Novi Town Center is an open-air shopping center located at Novi Road and Grand River in Novi, Michigan, United States, in Metro Detroit. Owned by CBRE, the center is on Interstate 96, with the Twelve Oaks Mall on the other side of the road.

==History==
Groundbreaking occurred in 1986, and the center opened in 1987. Patricia Karevich, the mayor of Novi at the time, stated that the opening was the beginning of a downtown for the city. Barbara G. Louie, author of No. VI on the Trail: A History of Novi, Michigan for the Novi Historical Commission, wrote that as a result of the development, "the focal point was drawn again to what was once Novi's main business district."

Trammell Crow developed the 485000 sqft commercial section of the mall along with the Lake Pointe Corporate Center. The commercial and business centers took a 150 acre plot of land. This was one of the Trammell Crow company's two major projects in Michigan at the time.

Historically the complex had an eight-screen movie theater. It was managed by the chain Goodrich until the management was given to an Indian couple on December 1, 2005. The couple, Sonali and Rakesh Gangwani, began screening Bollywood and other Indian films on a daily basis there.

The center experienced financial difficulties in a period until 2011 due to the closure of Borders, CompUSA, and Mervyn's. In 2010 its owner at the time, the Chicago firm General Growth Properties, was in Chapter 7 bankruptcy.

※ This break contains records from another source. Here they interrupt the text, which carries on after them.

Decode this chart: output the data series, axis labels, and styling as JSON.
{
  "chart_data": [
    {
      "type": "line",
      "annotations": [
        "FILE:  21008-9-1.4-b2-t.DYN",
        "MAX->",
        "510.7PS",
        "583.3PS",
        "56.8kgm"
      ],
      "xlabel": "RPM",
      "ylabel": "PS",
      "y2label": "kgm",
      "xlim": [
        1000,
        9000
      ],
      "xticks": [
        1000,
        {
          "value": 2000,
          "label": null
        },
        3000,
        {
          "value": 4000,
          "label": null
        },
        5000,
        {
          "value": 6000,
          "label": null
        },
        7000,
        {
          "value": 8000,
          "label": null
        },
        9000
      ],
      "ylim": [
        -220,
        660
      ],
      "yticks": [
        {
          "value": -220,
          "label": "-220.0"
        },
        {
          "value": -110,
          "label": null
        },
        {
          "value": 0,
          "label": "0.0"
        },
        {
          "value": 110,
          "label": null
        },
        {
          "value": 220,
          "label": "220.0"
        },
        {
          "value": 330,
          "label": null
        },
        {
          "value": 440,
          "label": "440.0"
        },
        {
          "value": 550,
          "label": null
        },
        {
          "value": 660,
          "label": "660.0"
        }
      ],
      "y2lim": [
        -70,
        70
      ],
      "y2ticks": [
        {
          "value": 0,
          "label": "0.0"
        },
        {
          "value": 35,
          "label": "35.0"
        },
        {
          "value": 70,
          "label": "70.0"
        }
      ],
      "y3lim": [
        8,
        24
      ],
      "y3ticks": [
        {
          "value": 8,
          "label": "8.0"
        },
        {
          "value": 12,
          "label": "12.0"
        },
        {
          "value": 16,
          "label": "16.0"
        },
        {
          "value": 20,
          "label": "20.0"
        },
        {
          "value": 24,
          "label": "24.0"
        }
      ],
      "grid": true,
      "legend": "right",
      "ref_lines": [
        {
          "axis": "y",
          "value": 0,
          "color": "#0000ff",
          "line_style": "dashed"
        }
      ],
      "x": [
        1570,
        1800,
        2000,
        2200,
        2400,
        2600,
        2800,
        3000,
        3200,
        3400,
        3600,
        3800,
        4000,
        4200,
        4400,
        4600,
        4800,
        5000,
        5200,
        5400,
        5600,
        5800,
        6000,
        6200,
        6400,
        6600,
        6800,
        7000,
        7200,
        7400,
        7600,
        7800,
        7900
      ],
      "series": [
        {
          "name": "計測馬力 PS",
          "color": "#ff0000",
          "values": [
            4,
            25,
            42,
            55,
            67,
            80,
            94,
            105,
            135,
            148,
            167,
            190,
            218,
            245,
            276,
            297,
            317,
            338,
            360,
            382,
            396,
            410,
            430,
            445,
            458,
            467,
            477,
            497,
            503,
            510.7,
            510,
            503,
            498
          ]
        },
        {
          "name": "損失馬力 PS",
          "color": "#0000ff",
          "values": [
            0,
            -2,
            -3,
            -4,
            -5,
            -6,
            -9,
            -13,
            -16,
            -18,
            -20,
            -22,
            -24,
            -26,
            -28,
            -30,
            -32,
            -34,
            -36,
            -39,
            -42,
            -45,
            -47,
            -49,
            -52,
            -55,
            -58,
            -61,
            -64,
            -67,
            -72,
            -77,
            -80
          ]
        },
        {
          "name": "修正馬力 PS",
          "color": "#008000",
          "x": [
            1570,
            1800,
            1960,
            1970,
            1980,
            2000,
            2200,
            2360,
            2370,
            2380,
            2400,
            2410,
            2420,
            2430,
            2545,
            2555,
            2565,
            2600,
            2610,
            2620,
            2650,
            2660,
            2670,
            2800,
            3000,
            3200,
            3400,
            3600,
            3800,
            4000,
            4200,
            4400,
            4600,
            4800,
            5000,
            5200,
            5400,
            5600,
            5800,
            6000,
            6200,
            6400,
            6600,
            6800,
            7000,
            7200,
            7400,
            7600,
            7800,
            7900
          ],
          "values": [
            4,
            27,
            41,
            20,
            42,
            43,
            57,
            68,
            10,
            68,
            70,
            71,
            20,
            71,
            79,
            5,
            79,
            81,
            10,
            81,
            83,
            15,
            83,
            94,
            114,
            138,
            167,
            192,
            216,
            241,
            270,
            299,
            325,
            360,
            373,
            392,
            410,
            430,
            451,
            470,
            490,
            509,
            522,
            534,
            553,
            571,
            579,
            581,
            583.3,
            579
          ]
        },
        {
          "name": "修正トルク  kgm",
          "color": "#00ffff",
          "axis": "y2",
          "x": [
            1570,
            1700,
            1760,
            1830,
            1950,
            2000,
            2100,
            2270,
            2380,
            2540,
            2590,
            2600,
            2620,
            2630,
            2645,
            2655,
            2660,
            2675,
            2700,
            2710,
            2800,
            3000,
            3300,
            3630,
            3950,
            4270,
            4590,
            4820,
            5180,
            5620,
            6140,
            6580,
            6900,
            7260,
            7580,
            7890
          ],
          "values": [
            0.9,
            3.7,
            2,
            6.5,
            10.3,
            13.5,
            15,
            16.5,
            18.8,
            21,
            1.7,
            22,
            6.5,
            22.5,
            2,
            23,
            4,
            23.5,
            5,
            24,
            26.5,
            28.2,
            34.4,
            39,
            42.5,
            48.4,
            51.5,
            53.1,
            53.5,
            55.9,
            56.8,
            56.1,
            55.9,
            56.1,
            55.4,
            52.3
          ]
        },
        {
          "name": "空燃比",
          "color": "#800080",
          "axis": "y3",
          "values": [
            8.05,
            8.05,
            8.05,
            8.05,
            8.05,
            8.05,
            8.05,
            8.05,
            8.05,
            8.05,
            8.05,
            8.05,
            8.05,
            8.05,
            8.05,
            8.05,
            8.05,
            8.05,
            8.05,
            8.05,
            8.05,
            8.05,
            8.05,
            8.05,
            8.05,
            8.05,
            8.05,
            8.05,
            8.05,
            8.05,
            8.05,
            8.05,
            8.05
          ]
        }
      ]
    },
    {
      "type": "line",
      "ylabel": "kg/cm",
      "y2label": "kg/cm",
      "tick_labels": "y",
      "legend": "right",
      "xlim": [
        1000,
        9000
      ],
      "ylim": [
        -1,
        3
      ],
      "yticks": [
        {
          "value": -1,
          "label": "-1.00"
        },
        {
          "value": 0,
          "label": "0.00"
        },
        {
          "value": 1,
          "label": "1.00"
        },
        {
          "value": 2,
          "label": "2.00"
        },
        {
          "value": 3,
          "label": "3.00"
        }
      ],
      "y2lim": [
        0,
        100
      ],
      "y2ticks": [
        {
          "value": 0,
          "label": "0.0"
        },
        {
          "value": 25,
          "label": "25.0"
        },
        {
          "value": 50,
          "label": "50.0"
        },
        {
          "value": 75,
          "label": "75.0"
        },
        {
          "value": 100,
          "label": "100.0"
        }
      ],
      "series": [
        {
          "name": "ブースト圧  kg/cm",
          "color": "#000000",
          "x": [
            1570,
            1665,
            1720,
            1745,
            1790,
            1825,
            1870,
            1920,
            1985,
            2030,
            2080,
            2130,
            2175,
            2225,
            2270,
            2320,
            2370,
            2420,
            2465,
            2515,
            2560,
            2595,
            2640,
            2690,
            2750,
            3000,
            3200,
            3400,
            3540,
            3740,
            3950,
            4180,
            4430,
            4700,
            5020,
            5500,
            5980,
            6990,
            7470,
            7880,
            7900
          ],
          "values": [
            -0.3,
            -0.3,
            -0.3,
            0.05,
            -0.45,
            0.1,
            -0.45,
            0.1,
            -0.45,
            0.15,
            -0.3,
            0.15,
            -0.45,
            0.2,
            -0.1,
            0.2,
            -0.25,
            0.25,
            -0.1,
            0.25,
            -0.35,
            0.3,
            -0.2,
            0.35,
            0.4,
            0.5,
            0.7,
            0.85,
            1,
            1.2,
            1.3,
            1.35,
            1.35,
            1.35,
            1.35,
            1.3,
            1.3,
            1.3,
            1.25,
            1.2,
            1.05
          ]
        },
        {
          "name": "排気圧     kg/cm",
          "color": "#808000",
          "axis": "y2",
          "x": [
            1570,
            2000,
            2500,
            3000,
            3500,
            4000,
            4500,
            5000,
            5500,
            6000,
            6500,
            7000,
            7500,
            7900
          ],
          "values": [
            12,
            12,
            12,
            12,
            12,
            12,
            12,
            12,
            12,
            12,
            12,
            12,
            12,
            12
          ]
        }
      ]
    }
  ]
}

Wal-Mart announced that it was considering opening a store on the site of the former Mervyn's at the center. The theater and several other businesses closed in 2010 as part of the redevelopment of Novi Town Center related to the Wal-Mart, and the theater did not reopen. The theater was not a part of the plans for expansion, and because of that, the theater did not pay any rent during its final three years of operation.

In 2011 the Novi City Council voted 5–2 to give a special land-use permit to Wal-Mart and 6–1 to a preliminary site plan approval to Wal-Mart; these votes allowed the development of the store to proceed. The Wal-Mart opened in 2012, making it the 86th superstore in Michigan. The Wal-Mart store, on a 12.8 acre lot, takes up 152888 sqft of space. Greta Guest of the Detroit Free Press stated that new retailers planned to open as the Wal-Mart was developed.